Huberman Lab

Restore Youthfulness & Vitality to the Aging Brain & Body | Dr. Tony Wyss-Coray

Huberman Lab 2026-02-23

Summary

Stanford neurologist Dr. Tony Wyss-Coray explains his groundbreaking research on blood-borne factors that can rejuvenate aging brains, including proteins abundant in young blood and after exercise that reactivate stem cells and improve memory. They cover how aging is non-linear with acceleration phases around puberty, your early 40s, and early 60s, plus the roles of sunlight, fasting, and specific molecular approaches in organ rejuvenation.

Key Points

  • Blood-borne proteins released during exercise (clusterin, GPLD1) can reactivate stem cells and improve memory in aging brains, even without the exercise itself.
  • Aging is non-linear: acceleration phases occur around puberty, early 40s, and early 60s, with distinct molecular shifts at each stage.
  • Young blood transfusion studies demonstrate that circulating factors, not just organ age, determine biological function and regenerative capacity.
  • Exercise is the most potent known intervention for brain rejuvenation, partly because it releases pro-youthful factors into the bloodstream.
  • Time-restricted eating (fasting 14-16 hours) activates autophagy and cellular cleanup pathways that decline with age.
  • Sunlight exposure supports brain health through vitamin D production and circadian alignment, both of which deteriorate with aging.

Key Moments

Therapeutic plasma exchange showed clear benefits in 500 Alzheimer's patients

Dr. Wyss-Coray describes a study where therapeutic plasma exchange — removing old plasma and replacing it with albumin containing other factors — showed clear significant benefits in 500 patients with Alzheimer's disease. Companies now offer this treatment commercially.

"where they first removed their plasma, this is called therapeutic plasma exchange. And then infused them back with a major blood component, this albumane, which also contains other factors. And they saw clear significant benefits. And this was in 500 patients."

Exercised young blood rejuvenates old brains more powerfully than regular young blood

Wyss-Coray's lab discovered that blood from young mice that had exercised produced an even stronger rejuvenating effect on old brains than regular young blood. This suggests exercise releases specific factors into the blood — like clusterin — that have direct anti-aging effects on the brain beyond the exercise itself.

"and could show that you can have a stronger effect"

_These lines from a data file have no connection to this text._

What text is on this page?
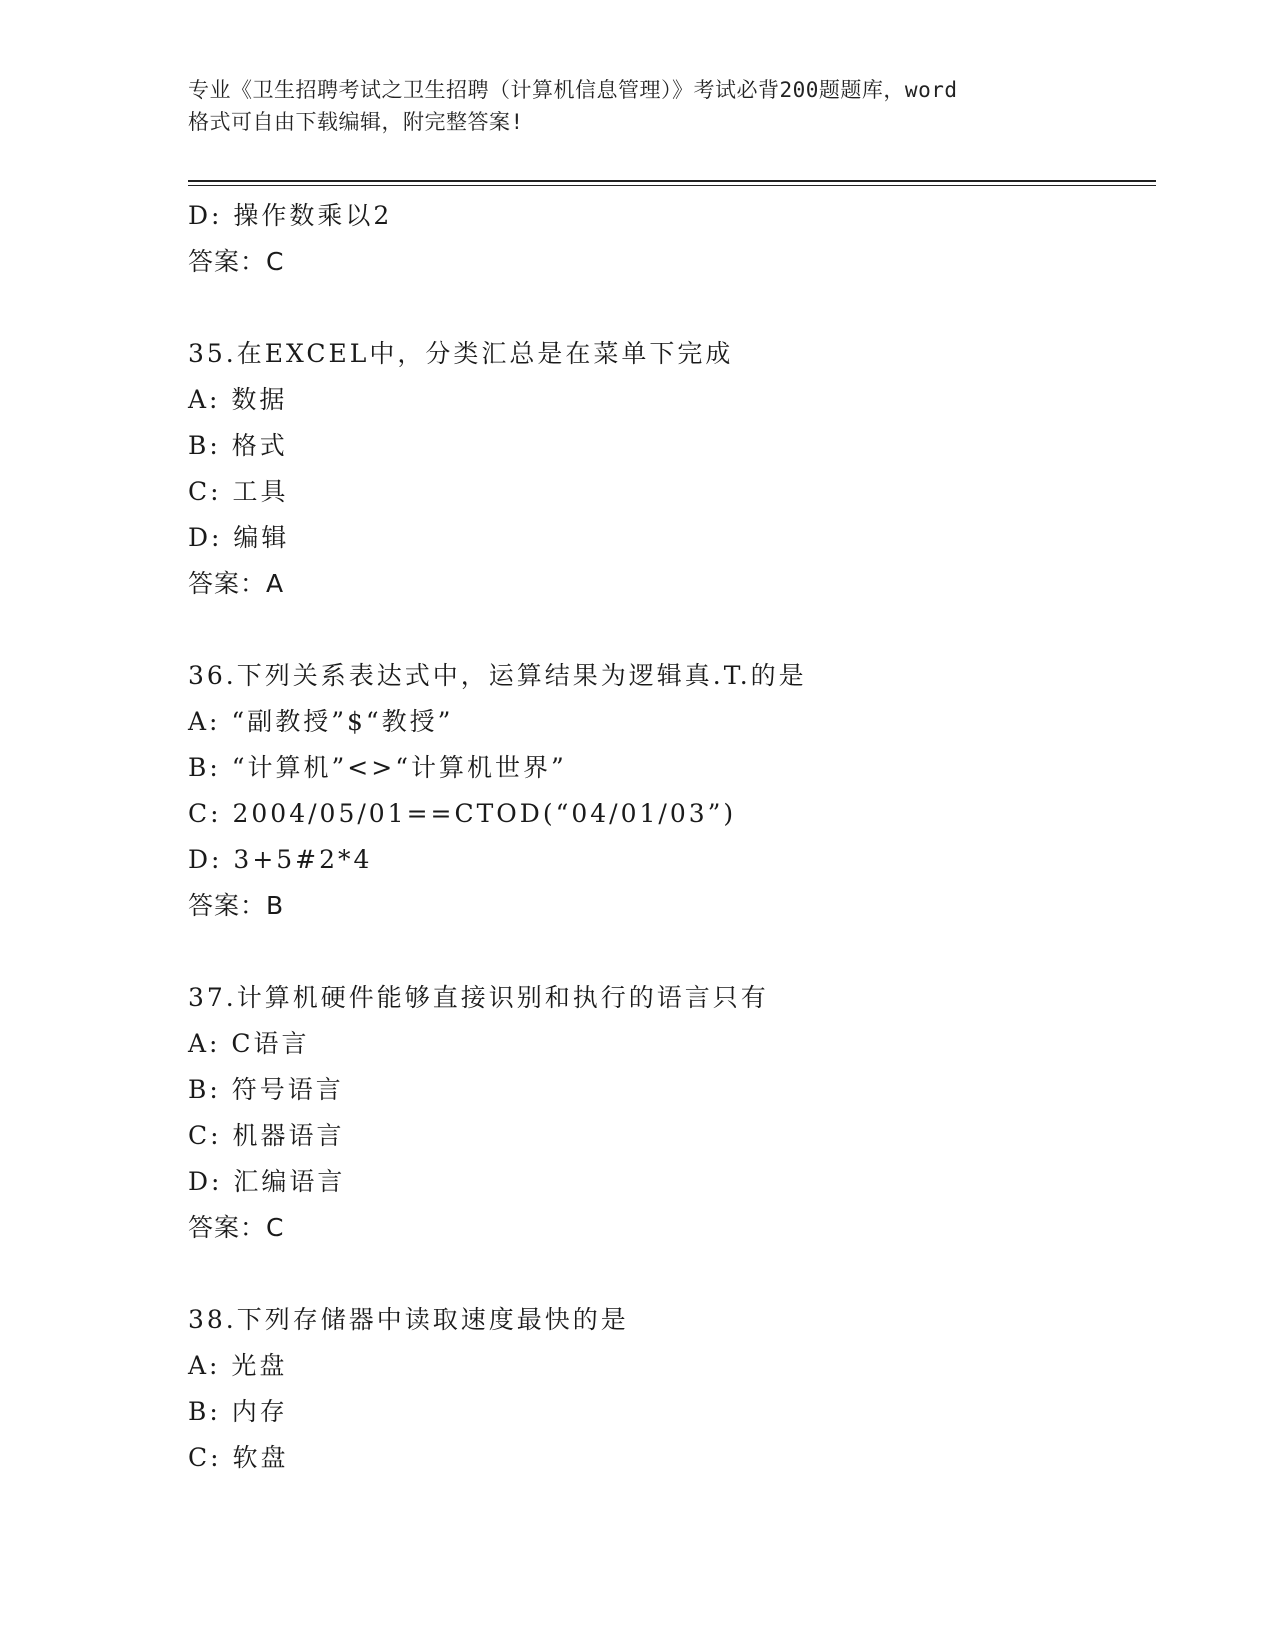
专业《卫生招聘考试之卫生招聘（计算机信息管理）》考试必背200题题库，word
格式可自由下载编辑，附完整答案!
D: 操作数乘以2
答案：C
35.在EXCEL中，分类汇总是在菜单下完成
A: 数据
B: 格式
C: 工具
D: 编辑
答案：A
36.下列关系表达式中，运算结果为逻辑真.T.的是
A: “副教授”$“教授”
B: “计算机”<>“计算机世界”
C: 2004/05/01==CTOD(“04/01/03”)
D: 3+5#2*4
答案：B
37.计算机硬件能够直接识别和执行的语言只有
A: C语言
B: 符号语言
C: 机器语言
D: 汇编语言
答案：C
38.下列存储器中读取速度最快的是
A: 光盘
B: 内存
C: 软盘
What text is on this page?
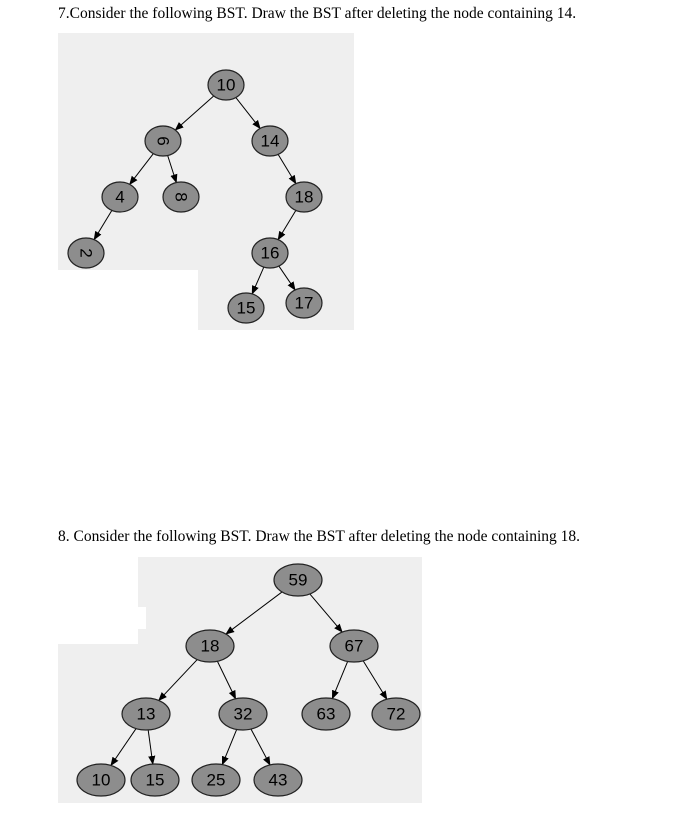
7.Consider the following BST. Draw the BST after deleting the node containing 14.

10
6	14
4	8	18
2	16
15 17

8. Consider the following BST. Draw the BST after deleting the node containing 18.

59
18	67
13	32	63	72
10 15 25	43
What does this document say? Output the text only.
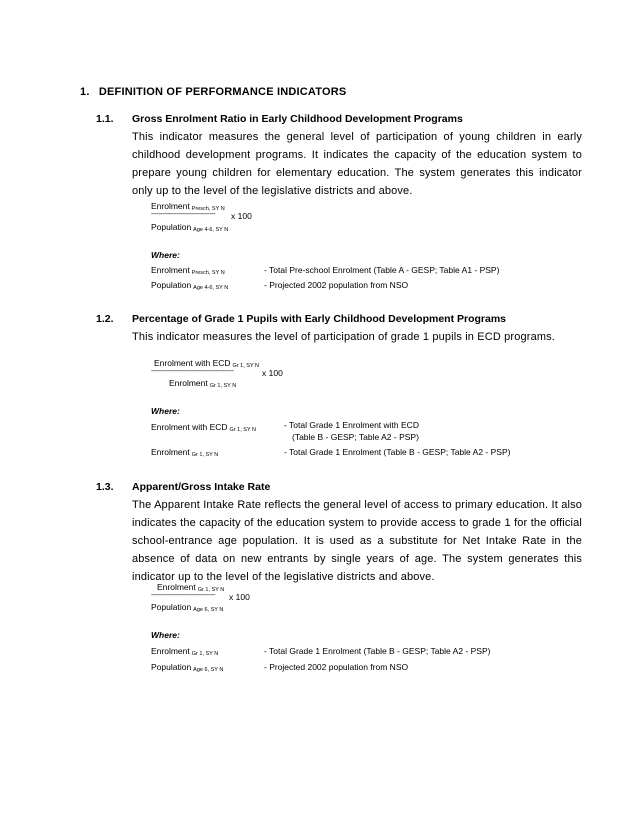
1. DEFINITION OF PERFORMANCE INDICATORS
1.1. Gross Enrolment Ratio in Early Childhood Development Programs
This indicator measures the general level of participation of young children in early childhood development programs. It indicates the capacity of the education system to prepare young children for elementary education. The system generates this indicator only up to the level of the legislative districts and above.
Enrolment Presch, SY N
----------------------------------- x 100
Population Age 4-6, SY N
Where:
Enrolment Presch, SY N	- Total Pre-school Enrolment (Table A - GESP; Table A1 - PSP)
Population Age 4-6, SY N	- Projected 2002 population from NSO
1.2. Percentage of Grade 1 Pupils with Early Childhood Development Programs
This indicator measures the level of participation of grade 1 pupils in ECD programs.
Enrolment with ECD Gr 1, SY N
---------------------------------------------	x 100
Enrolment Gr 1, SY N
Where:
Enrolment with ECD Gr 1, SY N	- Total Grade 1 Enrolment with ECD
(Table B - GESP; Table A2 - PSP)
Enrolment Gr 1, SY N	- Total Grade 1 Enrolment (Table B - GESP; Table A2 - PSP)
1.3. Apparent/Gross Intake Rate
The Apparent Intake Rate reflects the general level of access to primary education. It also indicates the capacity of the education system to provide access to grade 1 for the official school-entrance age population. It is used as a substitute for Net Intake Rate in the absence of data on new entrants by single years of age. The system generates this indicator up to the level of the legislative districts and above.
Enrolment Gr 1, SY N
----------------------------------- x 100
Population Age 6, SY N
Where:
Enrolment Gr 1, SY N	- Total Grade 1 Enrolment (Table B - GESP; Table A2 - PSP)
Population Age 6, SY N	- Projected 2002 population from NSO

Multiple pro-youthful proteins identified — GDF11, clusterin, and IGF1 in young blood

The lab has identified several specific proteins in young blood that drive rejuvenation, including GDF11, IGF1, and clusterin (also called apolipoprotein J). Recombinant synthetic clusterin injected into mice mimicked some of the rejuvenating effects of young blood, suggesting future targeted therapies.

"GDF11 is one of them that has been described"

Plasma from calorie-restricted mice contains factors that mimic longevity benefits

A creative experiment by Wyss-Coray's colleague showed that plasma taken from calorie-restricted mice could be injected into other mice and reproduce the longevity-promoting effects, proving that caloric restriction works partly through circulating blood factors, not just local metabolic changes.

"Most recently, he did another really creative experiment where he did caloric restriction of mice. And again, that's sort of an accepted beneficial effect and longevity, promoting potentially. And takes the plasma from mice, puts it into other mice, and again, can isolate factors that mimic this effect."